Bhabinkamtibmas Kelurahan Loktuan, Aiptu Bambang Sumantri, mengungkapkan, dari hasil pemeriksaan, pelaku yang diketahui berinisial H mengaku menggunakan uang hasil pungli, untuk memenuhi kebutuhan rumah tangga serta biaya sekolah anaknya.
“Ia melakukan hal itu atas inisiatif sendiri, tidak ada yang menyuruh. Alasannya karena desakan ekonomi,” ujarnya, Senin (6/10/2025).
Modusnya, H memanfaatkan kondisi tiga pedagang baru, dua penjual kue dan satu penjual soto yang belum memahami skema resmi sewa lapak di pasar tersebut. Mereka diketahui masih menumpang di lapak pedagang lain saat peristiwa itu terjadi.
Dengan dalih membantu pengurusan tempat berjualan, H meminta sejumlah uang kepada para pedagang. Berdasarkan laporan, nilai pungutan bervariasi mulai dari Rp2,5 juta hingga Rp8,5 juta.
Kasus ini terungkap setelah Kepala UPT Pasar Taman Citra Mas, Nurfaidah, menerima laporan langsung dari para korban yang merasa dirugikan. Dari keterangan para pedagang, H sempat menjanjikan akan mengurus lapak baru mereka sebagai jalur resmi pengelola pasar.

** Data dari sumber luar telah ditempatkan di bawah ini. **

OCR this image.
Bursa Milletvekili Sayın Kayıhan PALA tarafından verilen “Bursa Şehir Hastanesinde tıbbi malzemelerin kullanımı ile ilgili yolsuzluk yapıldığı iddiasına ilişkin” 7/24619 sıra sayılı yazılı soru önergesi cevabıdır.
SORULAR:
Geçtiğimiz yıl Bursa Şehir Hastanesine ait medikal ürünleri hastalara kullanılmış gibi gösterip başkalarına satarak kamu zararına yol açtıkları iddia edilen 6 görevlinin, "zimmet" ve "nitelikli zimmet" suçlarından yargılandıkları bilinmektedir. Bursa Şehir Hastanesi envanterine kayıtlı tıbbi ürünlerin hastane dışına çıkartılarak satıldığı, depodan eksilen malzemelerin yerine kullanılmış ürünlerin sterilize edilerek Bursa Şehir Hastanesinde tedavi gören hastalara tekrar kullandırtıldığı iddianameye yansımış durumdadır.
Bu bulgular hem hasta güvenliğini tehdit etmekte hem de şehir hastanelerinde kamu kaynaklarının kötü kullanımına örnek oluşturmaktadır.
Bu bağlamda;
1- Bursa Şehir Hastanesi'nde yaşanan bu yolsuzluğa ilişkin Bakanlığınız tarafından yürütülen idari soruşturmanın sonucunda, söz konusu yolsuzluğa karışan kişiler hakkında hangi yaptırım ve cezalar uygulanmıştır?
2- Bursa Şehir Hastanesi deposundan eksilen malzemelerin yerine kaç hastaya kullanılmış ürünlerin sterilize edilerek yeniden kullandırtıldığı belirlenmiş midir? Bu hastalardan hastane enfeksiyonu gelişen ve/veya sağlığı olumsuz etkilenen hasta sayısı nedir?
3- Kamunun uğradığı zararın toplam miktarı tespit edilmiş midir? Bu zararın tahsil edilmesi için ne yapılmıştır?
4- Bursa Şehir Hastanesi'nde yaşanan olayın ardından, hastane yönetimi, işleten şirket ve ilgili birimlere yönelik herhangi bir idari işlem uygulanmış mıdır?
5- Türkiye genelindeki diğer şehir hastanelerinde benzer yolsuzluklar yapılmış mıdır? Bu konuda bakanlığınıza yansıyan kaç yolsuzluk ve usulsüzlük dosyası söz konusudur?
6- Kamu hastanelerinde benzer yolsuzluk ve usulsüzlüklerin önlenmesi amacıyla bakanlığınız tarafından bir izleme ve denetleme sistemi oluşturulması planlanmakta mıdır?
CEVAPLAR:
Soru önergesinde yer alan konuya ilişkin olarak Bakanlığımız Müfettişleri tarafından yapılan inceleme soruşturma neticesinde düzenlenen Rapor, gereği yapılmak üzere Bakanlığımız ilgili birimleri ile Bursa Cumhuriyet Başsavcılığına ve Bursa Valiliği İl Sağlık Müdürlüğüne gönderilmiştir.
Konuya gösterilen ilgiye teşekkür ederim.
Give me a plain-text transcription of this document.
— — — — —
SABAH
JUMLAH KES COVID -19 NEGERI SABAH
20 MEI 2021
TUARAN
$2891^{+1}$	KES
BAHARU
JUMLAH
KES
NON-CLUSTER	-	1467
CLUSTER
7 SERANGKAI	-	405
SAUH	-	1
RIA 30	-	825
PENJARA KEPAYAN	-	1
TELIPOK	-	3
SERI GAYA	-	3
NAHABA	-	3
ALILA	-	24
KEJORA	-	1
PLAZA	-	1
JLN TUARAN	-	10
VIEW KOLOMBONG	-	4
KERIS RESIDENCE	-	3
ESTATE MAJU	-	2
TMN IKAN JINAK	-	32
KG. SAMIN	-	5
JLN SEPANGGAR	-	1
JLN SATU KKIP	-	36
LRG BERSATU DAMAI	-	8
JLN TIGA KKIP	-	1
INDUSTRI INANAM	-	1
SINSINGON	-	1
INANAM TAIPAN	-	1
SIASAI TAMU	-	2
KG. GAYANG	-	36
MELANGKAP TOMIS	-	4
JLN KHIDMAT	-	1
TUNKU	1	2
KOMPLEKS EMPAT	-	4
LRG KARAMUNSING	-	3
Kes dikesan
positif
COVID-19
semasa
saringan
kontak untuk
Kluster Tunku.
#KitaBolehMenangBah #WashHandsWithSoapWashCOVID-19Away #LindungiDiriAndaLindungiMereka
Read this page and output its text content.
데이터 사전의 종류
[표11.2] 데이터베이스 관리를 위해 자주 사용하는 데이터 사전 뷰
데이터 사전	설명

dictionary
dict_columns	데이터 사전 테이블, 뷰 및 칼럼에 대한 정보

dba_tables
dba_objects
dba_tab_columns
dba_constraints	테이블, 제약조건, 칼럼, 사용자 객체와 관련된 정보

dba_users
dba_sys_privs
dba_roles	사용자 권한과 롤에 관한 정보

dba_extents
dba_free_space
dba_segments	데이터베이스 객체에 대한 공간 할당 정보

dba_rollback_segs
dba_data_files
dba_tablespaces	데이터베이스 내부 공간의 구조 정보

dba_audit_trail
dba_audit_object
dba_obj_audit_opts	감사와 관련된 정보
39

Meski demikian, hingga kini kasus tersebut belum dilaporkan ke pihak berwajib. Para korban memilih memberikan kesempatan kepada H untuk mengembalikan uang hasil pungutan itu.
“Dalam mediasi kemarin, korban memberikan waktu sampai 2 November 2025 untuk mengembalikan uangnya,” terangnya.